Refrigerated warehouses offer food safety advantages

July 1, 2002
In light of concerns about food safety and veterinary epidemics, more meat should be moved in processed fresh or frozen condition rather than moving live

In light of concerns about food safety and veterinary epidemics, more meat should be moved in processed fresh or frozen condition rather than moving live animals to slaughter houses nearer the place of consumption, Neil Parish, an English farmer and conservative member of the European Union parliament from the United Kingdom, told the 111th annual convention of the International Association of Refrigerated Warehouses. The meeting was held in San Antonio, Texas, April 13 to 18, 2002.

Explaining the functioning of the European parliament, Parish said that the UK has 87 representatives in the European Union body, considerably fewer than the 650 members in the UK House of Commons. Parish represents the Southwestern region of England, including the city of Bristol in a British contingent that includes 37 conservatives, he said.

The European parliament is more important than some might think, because 65% of legislation flowing through the parliaments of member countries actually originates in the EU body in Brussels, Parish said. For that reason, he places considerable emphasis on trying to influence the EU parliament standing on agricultural and environmental issues. “We have no central European government, nor should we have a European government,” he said. “My political view is that we need to cooperate and to involve ourselves in Europe, but we need to maintain the cultural differences of the member states while developing a large, cooperative trading area with a single market.”

Enlarged Union with small farms

One of the biggest issues confronting the European Union is the prospect of an enlarged organization, Parish said. The union currently contains 15 member states, soon to be expanded to 25 members with the possibility of 30 nations involved. The first wave of expansion will include large nations such as Poland and Hungary along with smaller states like the Czech Republic and Estonia. Of those, the largest is Poland with a population of 40 million. In that population, 10 million are involved in agriculture on three million farms. Some of those farms are only a few acres — probably less than 10 — and the average herd of cattle numbers four, up recently from three.

While the nations of Eastern Europe seem a long way from the US, they are immediate neighbors to EU members such as Germany, Parish said. Their integration into Europe requires solving the problems produced by 40 years of communism. Forced membership in the Eastern Bloc did those nations no good, he said. “Drive through the Polish countryside and look at the telegraph poles with the old-fashioned single wires as an example of how far behind the rest of the continent Eastern Europe fell in the years following World War II,” he said. “They are catching up, but when they are admitted to the Union, we must be sure that they are ready from the first day to meet the high standards for things such as food safety that the rest of the Union has come to expect.”

Following the epidemics among farm animals in recent years, European consumers have become extremely aware of where their food comes from, Parish said. They want to know how that food is produced. At the same time, consumers demand competitive pricing. Only recently have consumers begun to agree to slightly higher prices for food that they know was produced under the highest of safety standards, he said.

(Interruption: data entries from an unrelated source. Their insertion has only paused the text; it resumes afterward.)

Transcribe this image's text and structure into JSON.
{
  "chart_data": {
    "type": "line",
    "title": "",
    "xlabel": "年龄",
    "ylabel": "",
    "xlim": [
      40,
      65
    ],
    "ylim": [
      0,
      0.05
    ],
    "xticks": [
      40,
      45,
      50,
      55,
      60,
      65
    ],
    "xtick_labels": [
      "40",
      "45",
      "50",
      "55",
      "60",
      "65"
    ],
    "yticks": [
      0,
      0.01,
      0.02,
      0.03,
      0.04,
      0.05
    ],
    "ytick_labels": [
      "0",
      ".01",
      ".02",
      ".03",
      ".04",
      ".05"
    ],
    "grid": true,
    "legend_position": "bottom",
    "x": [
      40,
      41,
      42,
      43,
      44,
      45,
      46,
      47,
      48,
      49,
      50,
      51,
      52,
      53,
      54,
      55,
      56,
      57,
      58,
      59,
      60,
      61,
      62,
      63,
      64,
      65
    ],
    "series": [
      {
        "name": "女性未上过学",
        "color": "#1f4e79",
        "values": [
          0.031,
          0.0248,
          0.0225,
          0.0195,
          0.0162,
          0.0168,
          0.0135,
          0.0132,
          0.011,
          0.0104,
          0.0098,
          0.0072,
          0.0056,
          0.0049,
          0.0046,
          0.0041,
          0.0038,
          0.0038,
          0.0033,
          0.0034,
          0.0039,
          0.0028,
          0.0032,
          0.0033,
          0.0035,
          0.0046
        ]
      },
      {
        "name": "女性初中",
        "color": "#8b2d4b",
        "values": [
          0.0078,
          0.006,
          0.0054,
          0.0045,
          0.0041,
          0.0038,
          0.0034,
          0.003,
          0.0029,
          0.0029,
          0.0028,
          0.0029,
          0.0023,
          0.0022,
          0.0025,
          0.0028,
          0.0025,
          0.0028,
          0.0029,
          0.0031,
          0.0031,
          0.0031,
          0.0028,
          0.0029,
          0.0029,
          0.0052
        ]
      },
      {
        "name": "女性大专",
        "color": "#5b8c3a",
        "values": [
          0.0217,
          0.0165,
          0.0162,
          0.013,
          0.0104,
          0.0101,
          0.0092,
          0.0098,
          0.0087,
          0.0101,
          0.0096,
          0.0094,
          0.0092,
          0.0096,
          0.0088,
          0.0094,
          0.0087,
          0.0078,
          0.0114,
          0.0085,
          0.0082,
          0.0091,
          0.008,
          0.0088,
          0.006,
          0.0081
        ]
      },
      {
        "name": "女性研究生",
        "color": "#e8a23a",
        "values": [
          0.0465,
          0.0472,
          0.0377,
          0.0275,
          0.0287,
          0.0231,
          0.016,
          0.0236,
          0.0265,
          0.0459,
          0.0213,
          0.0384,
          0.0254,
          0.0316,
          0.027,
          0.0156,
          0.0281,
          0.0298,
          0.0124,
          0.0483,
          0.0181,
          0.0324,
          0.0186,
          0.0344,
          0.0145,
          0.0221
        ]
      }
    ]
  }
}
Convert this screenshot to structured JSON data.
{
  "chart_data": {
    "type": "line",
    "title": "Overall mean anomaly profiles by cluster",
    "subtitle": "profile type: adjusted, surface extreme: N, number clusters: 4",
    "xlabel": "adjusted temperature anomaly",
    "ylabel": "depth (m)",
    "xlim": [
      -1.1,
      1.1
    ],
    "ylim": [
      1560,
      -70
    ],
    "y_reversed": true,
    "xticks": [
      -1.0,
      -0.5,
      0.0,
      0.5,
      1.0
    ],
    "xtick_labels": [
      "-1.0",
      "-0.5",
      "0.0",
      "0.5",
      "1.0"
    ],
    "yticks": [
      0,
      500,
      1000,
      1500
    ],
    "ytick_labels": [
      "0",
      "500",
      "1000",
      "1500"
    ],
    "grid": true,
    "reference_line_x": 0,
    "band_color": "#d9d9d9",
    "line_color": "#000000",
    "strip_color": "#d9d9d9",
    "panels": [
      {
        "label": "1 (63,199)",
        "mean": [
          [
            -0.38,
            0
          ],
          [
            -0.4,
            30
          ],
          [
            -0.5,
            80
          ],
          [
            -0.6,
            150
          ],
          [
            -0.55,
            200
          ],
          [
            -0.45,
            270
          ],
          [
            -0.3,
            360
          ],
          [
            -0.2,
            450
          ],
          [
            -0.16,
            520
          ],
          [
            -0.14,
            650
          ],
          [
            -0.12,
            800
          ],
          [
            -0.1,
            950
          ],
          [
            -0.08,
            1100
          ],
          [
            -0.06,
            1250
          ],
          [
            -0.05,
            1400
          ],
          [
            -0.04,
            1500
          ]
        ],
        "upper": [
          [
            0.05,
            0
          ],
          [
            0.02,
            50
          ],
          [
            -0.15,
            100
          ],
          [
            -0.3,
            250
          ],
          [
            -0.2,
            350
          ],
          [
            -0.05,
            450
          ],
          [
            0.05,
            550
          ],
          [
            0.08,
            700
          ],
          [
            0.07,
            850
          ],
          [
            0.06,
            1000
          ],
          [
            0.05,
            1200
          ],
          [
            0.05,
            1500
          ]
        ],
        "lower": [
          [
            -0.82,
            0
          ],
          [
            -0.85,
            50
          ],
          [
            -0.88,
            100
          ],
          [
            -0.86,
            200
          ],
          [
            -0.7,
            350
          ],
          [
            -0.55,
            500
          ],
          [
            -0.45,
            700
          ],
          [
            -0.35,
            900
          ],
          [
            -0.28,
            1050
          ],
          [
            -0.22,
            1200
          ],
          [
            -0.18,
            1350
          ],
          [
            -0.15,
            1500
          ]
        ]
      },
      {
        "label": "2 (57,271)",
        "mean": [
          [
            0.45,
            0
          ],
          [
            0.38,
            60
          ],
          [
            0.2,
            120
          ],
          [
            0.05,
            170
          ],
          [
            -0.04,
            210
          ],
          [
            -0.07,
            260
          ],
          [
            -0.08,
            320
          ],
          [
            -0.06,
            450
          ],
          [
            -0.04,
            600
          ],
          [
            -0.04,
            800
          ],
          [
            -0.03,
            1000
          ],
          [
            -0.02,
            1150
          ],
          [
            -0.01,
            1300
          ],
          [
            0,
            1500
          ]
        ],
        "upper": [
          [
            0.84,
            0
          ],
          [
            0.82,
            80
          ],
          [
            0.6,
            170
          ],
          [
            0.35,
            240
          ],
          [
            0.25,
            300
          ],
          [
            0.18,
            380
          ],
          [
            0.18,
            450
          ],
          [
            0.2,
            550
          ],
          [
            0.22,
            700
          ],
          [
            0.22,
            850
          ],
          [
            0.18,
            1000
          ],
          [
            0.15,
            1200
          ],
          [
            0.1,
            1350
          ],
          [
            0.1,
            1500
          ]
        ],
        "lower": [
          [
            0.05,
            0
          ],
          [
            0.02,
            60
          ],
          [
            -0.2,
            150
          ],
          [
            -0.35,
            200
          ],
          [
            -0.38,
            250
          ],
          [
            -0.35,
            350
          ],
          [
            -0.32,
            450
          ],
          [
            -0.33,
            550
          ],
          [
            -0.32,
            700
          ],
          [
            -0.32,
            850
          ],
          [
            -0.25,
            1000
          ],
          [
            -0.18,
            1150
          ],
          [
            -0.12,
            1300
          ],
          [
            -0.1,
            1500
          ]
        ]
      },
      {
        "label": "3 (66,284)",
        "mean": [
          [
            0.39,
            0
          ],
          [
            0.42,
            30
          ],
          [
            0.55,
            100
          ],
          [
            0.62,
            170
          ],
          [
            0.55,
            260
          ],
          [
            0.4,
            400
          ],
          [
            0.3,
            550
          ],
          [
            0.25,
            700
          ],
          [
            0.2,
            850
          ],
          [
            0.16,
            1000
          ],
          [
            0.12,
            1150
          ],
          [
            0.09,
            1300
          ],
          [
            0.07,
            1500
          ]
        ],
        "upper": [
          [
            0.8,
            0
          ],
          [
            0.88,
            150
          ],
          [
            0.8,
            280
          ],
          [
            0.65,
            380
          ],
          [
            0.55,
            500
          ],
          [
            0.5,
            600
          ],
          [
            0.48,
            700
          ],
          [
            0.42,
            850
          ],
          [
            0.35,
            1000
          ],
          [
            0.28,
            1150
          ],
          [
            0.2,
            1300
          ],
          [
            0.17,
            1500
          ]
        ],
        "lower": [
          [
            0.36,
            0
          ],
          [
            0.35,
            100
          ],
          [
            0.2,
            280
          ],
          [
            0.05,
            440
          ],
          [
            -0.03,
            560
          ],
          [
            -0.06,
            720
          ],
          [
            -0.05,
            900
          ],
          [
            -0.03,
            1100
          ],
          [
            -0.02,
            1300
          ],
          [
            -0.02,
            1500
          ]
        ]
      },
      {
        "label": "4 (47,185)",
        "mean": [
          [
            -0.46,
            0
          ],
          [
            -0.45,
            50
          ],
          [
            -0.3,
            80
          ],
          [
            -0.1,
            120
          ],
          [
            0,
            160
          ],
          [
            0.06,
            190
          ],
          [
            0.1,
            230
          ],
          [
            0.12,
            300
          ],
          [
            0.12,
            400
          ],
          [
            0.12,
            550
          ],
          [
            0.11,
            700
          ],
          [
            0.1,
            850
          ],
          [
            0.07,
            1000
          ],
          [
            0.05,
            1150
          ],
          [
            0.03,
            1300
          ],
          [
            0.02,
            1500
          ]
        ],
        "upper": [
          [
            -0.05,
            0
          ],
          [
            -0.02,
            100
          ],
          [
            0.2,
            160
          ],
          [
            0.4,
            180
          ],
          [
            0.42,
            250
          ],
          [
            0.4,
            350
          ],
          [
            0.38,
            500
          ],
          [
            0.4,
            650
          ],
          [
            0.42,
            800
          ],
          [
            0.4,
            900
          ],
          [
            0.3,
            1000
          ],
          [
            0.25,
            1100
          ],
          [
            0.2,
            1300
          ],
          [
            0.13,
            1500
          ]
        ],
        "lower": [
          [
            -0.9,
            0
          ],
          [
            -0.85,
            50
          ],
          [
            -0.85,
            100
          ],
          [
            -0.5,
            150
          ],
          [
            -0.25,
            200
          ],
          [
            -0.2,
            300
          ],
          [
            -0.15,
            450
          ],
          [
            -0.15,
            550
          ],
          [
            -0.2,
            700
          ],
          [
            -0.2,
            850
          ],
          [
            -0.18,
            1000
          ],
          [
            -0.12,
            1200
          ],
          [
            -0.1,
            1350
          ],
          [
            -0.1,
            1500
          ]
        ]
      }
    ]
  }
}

Poland provides a good example. In preparation for European Union membership, agricultural and food safety legislation has been passed by the Polish parliament, Parish said. The problem is implementing the legislation. In many cases, the Poles cannot find the cattle that they intend to regulate. “On a recent tour of a Polish dairy plant, I saw more than half the milk coming to the plant in jugs not properly refrigerated,” he said.

Bringing in new members will make agricultural markets in the European Union more competitive. The Union already has had an impact on agricultural subsidies, Parish said. As recently as five years ago European agricultural was subsidized at a rate of 0.8% of gross domestic produce while the US was putting only 0.5% into farm subsidies. That situation, today, is completely reversed, with the US subsidizing agriculture at a higher rate than Europe, he said.

Within the past 18 months, British farmers were just beginning to recover from the damage inflicted by the mad cow disease epidemic when their herds were diagnosed with foot and mouth disease, Parish said. The result was the uncompensated slaughter of 4.5 million animals. Border controls can be an important factor in preventing the spread of agricultural disease. For instance, the US has strict standards rigidly enforced with the result that it has not seen a foot and mouth outbreak since 1920, he said.

Critics of agricultural policy in the United Kingdom argue against vaccines to prevent foot and mouth disease, because the public would not accept vaccinated meat, Parish said. However, Britain imports more than 70,000 tons of vaccinated meat from Argentina annually.

One fact that has come to light following the epidemics in the UK is that live animals are transported far too much, Parish said. The food industry, particularly refrigerated warehouses, can help solve this problem. It is far better to slaughter animals close to where they were raised. This has two results. First, the animals are treated better, suffering less stress from travel before slaughter. Secondly, animals are not moved from place to place with the prospect of transmitting disease from one region to another, he said. Transporting safe, chilled fresh or frozen meat through a national or international network of refrigerated warehouses and food distributors makes much more sense than moving live animals unnecessarily, Parish said.